Some banks, most of which are also reportedly selling off recently built hotels at a loss, have said poor management and a lack of strategic marketing with some hotels, was the main reason for the hotels’ business failure because other hotels in the market are doing fine.
“How come other hotels are doing well, Lemigo hotel is not a 5-star hotel, and it is expanding, said Maurice Toroitich, managing director of KCB Rwanda (formerly Kenya Commercial Bank). “There are other hotels doing well in the same market, poor management must be a factor in some of the affected hotels”

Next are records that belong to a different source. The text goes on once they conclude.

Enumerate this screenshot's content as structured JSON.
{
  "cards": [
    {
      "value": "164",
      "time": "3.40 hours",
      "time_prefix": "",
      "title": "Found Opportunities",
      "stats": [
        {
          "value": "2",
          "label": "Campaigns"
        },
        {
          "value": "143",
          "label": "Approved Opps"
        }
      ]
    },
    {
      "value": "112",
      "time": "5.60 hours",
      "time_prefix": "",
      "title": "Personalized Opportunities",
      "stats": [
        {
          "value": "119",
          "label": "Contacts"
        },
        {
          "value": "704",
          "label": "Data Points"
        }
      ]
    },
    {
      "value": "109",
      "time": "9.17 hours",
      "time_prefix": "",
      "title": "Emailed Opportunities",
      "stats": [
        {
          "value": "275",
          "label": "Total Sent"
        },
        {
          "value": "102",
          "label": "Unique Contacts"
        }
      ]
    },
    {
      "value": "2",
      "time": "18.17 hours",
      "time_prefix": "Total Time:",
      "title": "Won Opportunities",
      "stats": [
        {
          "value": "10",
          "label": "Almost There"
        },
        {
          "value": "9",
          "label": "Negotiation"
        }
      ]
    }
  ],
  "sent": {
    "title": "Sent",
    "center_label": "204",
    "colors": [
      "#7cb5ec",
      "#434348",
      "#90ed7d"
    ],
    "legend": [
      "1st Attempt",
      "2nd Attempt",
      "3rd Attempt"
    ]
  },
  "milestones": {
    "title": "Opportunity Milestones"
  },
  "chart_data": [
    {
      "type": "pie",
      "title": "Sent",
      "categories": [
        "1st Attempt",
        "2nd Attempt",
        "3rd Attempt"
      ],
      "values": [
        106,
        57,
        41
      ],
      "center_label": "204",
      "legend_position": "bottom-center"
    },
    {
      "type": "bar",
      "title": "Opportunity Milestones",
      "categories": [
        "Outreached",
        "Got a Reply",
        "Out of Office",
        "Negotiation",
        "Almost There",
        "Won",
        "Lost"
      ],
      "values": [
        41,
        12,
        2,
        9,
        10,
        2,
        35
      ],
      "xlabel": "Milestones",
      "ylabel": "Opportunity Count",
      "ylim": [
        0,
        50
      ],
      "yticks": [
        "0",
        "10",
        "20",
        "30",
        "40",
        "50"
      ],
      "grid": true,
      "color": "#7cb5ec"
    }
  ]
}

Some hotel owners complain of unfair competition from lodges and guest houses which crop up around hotels, serving some regional and international visitors who opt for cheaper places, said Alex Bayingana, one of the affected hotel owners.

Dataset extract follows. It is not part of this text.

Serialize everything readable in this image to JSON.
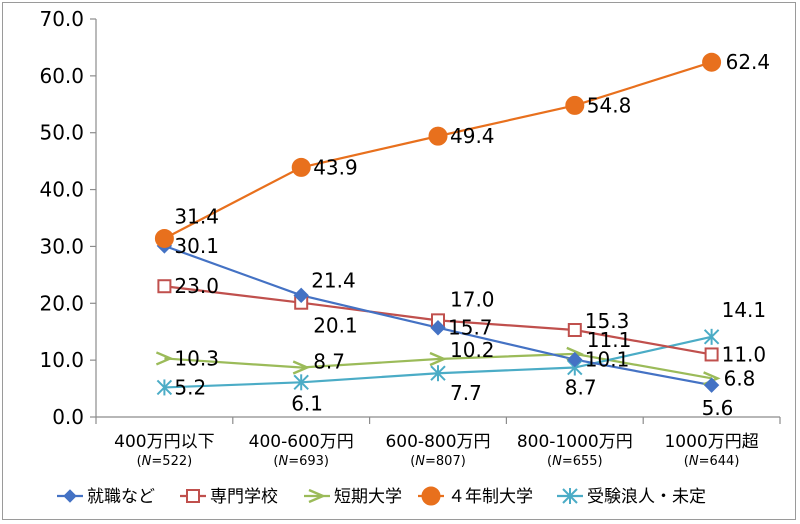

The embattled hotel owners have even written to the Rwandan president Paul Kagame, calling for his intervention into their predicament. But importantly, the government has indicated that there is still a gap in the hospitality industry.
And there appears to be. Recently, the government has focused on making Kigali “the conference tourism hub of East Africa”. In recent weeks it has hosted events like Transform Africa and Interpol General Assembly and next year will host the World Economic Forum Africa.
This means the focus now is on high-end hotels for corporate visitors rather than lodgings for budget-conscious tourists.
Rwanda is also still in the process of completing the Kigali Convention Centre which, though
three years behind schedule, is expected to be ready in time for the World Economic Forum next May. The new conference center is expected to be another driver of demand for business guests.
To serve the business visitor demand, ground has been broken for new top global hotel chains as well as refurbishments and upgrades of existing four to five star hotels. With names like Marriot, Radisson Blue, Sheraton, Golden Tulip, Kempinski and Zinc all making their presence felt.
Auctioning the smaller hotels seems to be the quick market solution for banks to recover their investment, but it doesn’t solve the fundamental problem of oversupply at the wrong end of the market. It seems like even those who buy the auctioned hotels will be stuck with them, if the issues in the hotel supply chain are not addressed.